Monday, November 10, 2014

Old but, Beautiful

        While observing, I thought to myself, "howold the moon is?" Results were that the moon is over 4.5 billions year old but, still shining bright like diamond
This illustration shows the still-molten moon just after its formation about 4.5 billion years ago.

"This illustration shows the still-molten moon just after its formation about 4.5 billion years ago."(space.com)
CREDIT: NASA/Goddard Space Flight Center.        Over the billions of years the moon started molding it to te shape that we see mostly every night, by astroids smashing into the moon those are the craters we see very defined on clear empty nights.
     I always wodered where the moon came from like a destroyed planet? Or even if was from an explosion that the sun caused.

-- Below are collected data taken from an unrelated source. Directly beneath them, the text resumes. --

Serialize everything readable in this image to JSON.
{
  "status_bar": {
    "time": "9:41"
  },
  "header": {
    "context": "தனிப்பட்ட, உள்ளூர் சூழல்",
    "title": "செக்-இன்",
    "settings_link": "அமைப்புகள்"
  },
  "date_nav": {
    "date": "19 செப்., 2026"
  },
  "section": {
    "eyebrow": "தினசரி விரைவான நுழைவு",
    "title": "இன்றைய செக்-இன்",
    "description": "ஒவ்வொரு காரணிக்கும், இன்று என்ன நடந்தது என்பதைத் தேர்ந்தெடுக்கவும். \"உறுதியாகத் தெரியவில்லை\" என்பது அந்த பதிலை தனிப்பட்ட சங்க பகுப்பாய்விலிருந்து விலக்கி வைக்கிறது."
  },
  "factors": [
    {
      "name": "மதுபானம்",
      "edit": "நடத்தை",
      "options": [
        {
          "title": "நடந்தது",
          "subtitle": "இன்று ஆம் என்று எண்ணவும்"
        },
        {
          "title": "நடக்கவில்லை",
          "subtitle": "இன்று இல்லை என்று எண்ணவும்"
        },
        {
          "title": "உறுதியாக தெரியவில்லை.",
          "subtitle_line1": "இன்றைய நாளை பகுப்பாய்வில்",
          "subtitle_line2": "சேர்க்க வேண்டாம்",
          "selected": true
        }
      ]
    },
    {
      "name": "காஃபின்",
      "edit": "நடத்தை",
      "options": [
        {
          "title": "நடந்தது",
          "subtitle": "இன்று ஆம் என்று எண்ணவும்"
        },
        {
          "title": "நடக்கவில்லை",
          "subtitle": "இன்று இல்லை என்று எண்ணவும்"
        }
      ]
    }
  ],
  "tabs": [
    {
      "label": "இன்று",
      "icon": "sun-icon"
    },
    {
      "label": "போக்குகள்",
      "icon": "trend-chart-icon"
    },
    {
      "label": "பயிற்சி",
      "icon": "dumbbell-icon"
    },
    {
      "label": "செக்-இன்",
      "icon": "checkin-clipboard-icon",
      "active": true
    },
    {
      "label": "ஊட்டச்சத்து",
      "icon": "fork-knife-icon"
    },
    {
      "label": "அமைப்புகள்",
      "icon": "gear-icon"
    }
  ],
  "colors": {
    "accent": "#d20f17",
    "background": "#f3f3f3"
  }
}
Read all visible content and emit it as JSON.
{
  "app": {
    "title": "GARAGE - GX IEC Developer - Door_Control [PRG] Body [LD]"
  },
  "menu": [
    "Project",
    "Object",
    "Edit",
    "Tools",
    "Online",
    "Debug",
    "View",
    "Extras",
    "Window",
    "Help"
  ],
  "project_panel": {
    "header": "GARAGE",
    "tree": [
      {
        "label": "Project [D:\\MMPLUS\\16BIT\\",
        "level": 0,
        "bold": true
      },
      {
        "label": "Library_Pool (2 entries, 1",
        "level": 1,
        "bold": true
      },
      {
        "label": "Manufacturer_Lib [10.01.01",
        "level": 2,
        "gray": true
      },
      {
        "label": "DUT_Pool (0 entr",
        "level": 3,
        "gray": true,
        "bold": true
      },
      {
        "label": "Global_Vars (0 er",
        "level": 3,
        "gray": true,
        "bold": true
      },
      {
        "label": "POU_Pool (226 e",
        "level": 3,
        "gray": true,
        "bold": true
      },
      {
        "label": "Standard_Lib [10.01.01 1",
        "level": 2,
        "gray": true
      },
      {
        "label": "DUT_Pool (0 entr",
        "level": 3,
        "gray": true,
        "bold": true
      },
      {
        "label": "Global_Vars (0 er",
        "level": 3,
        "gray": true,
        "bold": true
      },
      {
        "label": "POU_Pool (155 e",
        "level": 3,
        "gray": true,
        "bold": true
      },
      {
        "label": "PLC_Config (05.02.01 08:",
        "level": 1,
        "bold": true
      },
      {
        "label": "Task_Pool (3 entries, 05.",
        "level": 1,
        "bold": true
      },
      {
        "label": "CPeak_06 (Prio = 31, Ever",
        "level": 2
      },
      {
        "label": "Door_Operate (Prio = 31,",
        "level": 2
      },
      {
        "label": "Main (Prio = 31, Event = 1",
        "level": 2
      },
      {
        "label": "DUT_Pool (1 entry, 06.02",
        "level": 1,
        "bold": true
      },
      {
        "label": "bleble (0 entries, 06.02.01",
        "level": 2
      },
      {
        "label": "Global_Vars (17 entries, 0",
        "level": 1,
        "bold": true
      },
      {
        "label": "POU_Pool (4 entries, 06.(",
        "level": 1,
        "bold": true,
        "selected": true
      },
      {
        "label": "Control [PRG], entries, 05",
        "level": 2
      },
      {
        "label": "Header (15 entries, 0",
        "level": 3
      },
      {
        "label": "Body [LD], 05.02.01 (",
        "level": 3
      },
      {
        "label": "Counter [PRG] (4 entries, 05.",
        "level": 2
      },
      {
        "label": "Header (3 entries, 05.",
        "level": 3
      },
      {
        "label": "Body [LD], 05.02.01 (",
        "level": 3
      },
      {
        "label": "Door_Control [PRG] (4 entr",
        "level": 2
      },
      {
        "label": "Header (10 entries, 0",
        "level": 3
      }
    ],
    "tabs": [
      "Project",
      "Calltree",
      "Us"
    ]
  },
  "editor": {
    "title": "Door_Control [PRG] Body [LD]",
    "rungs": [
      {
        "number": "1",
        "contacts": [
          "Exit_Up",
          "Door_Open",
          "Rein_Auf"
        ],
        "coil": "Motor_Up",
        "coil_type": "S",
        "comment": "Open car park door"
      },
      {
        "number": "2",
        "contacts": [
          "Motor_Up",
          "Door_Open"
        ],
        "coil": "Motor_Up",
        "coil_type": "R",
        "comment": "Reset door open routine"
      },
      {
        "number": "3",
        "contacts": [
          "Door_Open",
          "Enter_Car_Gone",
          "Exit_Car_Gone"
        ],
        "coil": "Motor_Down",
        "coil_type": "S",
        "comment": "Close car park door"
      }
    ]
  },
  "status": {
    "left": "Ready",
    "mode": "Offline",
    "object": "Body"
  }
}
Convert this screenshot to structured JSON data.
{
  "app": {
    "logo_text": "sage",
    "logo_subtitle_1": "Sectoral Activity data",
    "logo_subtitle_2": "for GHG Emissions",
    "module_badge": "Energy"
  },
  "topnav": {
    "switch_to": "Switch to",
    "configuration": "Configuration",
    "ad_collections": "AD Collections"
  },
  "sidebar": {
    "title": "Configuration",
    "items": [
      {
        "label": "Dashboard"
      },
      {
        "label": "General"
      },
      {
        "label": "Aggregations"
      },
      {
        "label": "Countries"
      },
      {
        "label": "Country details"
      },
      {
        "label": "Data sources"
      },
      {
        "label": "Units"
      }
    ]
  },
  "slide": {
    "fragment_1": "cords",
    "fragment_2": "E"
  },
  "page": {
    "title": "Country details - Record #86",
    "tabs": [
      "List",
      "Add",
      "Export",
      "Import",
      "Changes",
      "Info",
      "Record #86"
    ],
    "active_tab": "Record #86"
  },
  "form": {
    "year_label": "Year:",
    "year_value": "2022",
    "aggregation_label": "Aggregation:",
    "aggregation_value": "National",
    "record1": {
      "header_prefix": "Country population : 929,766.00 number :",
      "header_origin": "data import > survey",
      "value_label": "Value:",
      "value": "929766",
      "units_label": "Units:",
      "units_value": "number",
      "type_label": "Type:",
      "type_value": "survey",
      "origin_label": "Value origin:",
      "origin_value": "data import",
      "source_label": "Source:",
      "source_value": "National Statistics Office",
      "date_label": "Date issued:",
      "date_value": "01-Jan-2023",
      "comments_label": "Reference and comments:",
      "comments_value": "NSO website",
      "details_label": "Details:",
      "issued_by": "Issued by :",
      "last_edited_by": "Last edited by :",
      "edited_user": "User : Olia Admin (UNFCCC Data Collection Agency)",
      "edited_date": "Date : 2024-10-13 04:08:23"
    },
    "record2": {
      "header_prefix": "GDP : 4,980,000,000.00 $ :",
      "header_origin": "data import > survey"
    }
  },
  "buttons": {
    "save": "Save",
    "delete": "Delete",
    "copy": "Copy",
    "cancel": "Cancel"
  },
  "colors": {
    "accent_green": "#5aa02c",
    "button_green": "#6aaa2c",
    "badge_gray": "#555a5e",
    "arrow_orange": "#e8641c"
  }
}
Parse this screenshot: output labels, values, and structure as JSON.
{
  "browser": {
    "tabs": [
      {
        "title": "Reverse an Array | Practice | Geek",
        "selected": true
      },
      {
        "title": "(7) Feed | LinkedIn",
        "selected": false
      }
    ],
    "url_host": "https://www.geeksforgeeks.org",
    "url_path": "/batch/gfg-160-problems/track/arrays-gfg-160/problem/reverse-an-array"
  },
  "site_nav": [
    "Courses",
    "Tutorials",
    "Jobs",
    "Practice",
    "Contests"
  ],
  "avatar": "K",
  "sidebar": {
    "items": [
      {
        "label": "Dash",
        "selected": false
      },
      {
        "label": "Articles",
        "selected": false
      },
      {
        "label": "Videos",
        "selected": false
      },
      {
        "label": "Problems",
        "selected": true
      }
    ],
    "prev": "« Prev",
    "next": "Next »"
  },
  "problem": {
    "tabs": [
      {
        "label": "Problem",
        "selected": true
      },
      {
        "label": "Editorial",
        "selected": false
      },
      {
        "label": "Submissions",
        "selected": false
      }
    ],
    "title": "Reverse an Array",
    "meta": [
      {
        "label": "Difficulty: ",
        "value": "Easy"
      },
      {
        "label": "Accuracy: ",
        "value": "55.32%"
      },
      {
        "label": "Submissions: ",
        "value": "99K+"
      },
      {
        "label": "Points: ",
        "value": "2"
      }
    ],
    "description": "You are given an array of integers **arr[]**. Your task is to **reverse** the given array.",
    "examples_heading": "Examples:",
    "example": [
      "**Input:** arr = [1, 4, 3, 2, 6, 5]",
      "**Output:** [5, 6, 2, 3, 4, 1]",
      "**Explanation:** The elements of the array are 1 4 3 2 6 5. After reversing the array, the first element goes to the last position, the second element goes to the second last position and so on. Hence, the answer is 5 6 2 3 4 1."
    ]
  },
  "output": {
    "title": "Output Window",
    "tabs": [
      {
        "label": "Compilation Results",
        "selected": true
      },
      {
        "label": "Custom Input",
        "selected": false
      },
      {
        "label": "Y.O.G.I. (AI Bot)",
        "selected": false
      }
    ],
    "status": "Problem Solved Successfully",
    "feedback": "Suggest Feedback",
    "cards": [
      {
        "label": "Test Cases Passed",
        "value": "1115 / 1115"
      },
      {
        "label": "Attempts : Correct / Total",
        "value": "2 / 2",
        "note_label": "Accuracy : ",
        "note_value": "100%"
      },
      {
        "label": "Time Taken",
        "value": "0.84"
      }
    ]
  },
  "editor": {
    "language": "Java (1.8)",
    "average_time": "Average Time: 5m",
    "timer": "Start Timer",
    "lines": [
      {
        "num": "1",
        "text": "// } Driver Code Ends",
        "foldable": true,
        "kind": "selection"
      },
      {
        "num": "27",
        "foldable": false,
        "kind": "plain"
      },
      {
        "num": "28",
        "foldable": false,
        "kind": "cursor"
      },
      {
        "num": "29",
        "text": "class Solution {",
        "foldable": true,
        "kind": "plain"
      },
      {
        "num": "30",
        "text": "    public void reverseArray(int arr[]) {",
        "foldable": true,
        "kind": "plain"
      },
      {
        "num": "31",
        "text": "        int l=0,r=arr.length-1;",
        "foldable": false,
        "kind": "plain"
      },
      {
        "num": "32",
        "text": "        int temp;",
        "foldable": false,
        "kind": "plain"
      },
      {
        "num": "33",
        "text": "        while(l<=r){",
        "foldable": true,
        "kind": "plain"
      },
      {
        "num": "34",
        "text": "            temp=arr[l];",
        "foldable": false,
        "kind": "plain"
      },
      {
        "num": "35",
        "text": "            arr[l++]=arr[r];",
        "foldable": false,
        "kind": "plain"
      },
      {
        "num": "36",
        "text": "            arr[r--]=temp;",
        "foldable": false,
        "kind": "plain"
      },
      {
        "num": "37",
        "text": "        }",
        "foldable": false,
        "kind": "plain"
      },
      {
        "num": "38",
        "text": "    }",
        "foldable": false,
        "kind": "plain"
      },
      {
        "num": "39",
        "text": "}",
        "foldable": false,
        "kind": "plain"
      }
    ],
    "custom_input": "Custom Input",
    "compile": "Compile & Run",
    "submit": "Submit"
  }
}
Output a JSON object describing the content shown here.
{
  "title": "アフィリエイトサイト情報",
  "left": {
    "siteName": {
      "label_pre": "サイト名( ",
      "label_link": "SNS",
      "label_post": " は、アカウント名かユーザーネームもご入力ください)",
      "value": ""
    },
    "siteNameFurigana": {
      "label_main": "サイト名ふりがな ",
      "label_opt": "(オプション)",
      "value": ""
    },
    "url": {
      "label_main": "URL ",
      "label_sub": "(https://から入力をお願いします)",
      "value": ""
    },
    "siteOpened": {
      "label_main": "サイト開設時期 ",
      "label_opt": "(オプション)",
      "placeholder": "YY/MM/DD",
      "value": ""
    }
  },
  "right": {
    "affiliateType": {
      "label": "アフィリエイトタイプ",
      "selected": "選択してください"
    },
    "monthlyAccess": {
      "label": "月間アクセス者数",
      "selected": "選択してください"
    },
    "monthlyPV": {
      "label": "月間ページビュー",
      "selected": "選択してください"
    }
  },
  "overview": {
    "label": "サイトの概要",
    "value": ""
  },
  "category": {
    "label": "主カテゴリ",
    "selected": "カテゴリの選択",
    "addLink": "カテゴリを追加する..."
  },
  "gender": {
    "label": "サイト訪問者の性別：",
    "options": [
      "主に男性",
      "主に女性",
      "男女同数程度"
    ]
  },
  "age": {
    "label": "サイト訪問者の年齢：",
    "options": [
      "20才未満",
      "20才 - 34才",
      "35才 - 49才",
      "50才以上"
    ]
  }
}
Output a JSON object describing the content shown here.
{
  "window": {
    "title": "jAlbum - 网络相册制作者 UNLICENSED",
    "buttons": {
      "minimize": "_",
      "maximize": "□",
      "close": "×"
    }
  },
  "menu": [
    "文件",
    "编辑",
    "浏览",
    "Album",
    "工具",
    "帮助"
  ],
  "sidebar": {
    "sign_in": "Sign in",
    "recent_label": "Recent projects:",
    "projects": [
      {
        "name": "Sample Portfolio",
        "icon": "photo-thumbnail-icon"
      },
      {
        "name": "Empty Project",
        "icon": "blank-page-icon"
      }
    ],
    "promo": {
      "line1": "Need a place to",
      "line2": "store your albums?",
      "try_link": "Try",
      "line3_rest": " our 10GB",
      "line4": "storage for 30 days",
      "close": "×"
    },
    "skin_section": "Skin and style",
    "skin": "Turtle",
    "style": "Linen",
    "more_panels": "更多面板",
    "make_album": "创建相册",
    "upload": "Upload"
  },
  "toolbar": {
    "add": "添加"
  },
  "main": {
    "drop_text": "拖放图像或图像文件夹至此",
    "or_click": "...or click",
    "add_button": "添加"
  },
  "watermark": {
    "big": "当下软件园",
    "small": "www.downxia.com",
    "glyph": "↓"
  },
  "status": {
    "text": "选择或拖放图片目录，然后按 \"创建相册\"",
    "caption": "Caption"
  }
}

I always have so many questions like "Is the moons glow ever just going to go out?" Or just ram itself in to earth and leave nothing behind just a  extremely hot chunk of rock.Well I guess it's just a matter of when and where it's going to happen.

Monday, November 3, 2014

The Dark side

While I was observing, I realized that each day the moon came out, that the craters were the same each day.. So my question, does the dark side of the moon always stay the same dark side of the moon? Also does the moon ever rotate or does the moon stay In place and just rotate around the earth? According to (universetoday), "at some point in the distant past, the Moon did rotate from our perspective, but the Earth’s gravity kept pulling unevenly at the Moon, slowing its rotation. Eventually the Moon locked into place, always displaying the same side to us." So that's why while observing that moons features always looked the same to me because the moon's rotation is very minimal; to where the moon rotates every couple of years. I all way wondered how and why there's craters on the moon? The reason why there are craters on the moon is because millions of years ago in outer space it was a war zone, astroids and meteors sling shoot across the galaxy hitting planets and moons that's how craters were formed on the moon and the earth. The darker the crater, means the deeper it is, that the meteor's impact was greater.